Si palesa poi un altro fenomeno dovuto al freddo, del quale ci rendiamo conto del tutto solo durante questa fermata: dopo due ore di marcia sul ghiaccio, motore, pompa dell’olio e scarico sono appena tiepidini. Si possono tranquillamente toccare con le mani nude, senza che però abbiano effetto riscaldante alcuno – molto meglio i guanti. Il nostro problema con l’olio c’impone di andare veloci in officina. E lì si capisce presto chi è il malfattore: la scatola dei bilancieri. Evidentemente con il freddo la guarnizione di sughero si ritira troppo. Beh, non c’è davvero da biasimarla, però intervenire bisogna, dato che vogliamo continuare e arrivare alla Dempster Highway. Per cui: domani, prima di tutto va trovato del silicone per stagnare l’alloggiamento bilancieri. Ora però si prospetta la nottata, vale a dire bisteccona, birra oriunda e dormitina come si deve presso il Mackenzie Hotel, Inuvik, N.W.T., Canada.
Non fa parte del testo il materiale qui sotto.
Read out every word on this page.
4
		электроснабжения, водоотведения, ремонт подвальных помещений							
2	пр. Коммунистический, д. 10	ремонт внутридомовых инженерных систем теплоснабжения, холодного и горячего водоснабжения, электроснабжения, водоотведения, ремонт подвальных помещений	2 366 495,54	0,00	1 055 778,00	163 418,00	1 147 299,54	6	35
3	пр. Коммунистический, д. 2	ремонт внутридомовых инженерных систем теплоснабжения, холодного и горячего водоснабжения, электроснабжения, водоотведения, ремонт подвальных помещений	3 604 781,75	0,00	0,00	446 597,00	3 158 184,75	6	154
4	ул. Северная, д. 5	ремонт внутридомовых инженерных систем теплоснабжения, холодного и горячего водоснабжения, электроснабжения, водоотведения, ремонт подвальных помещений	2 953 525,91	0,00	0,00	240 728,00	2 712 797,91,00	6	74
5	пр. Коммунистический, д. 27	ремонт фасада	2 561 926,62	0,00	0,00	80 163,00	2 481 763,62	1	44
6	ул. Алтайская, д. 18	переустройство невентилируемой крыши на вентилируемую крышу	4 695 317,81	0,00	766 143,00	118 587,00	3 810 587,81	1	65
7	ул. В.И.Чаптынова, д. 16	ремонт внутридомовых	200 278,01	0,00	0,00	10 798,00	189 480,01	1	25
Colazione a partire dalle sette, e poi: fare i bagagli e trasferire tutto nel furgone di supporto. Fatto ciò, poco dopo le nove, visita al locale venditore specializzato in tutto. Acquisto mirato di silicone. Stagnatura della scatola bilancieri e rimontaggio dei serbatoi. Pronti per la partenza. Facciamo ancora un giro d’onore attraverso Inuvik, dopodiché il capitolo Ice Road è chiuso. Siamo stati all’altro capo della strada, abbiamo sofferto il freddo, siamo rimasti a bocca aperta, s’è smadonnato, smanettato con la chiave inglese, fotografato e filmato. E sarà molto complicato spiegare come è stato in realtà. Il freddo, la vastità, il paesaggio, la gente, le cose accadute – tutto questo ci mancherà. Forse solo fra qualche settimana, forse già quando lasceremo la Dempster Highway. Attraversando le Richardson Mountains, verso sud. Perché dovunque c’è un altro capo della strada.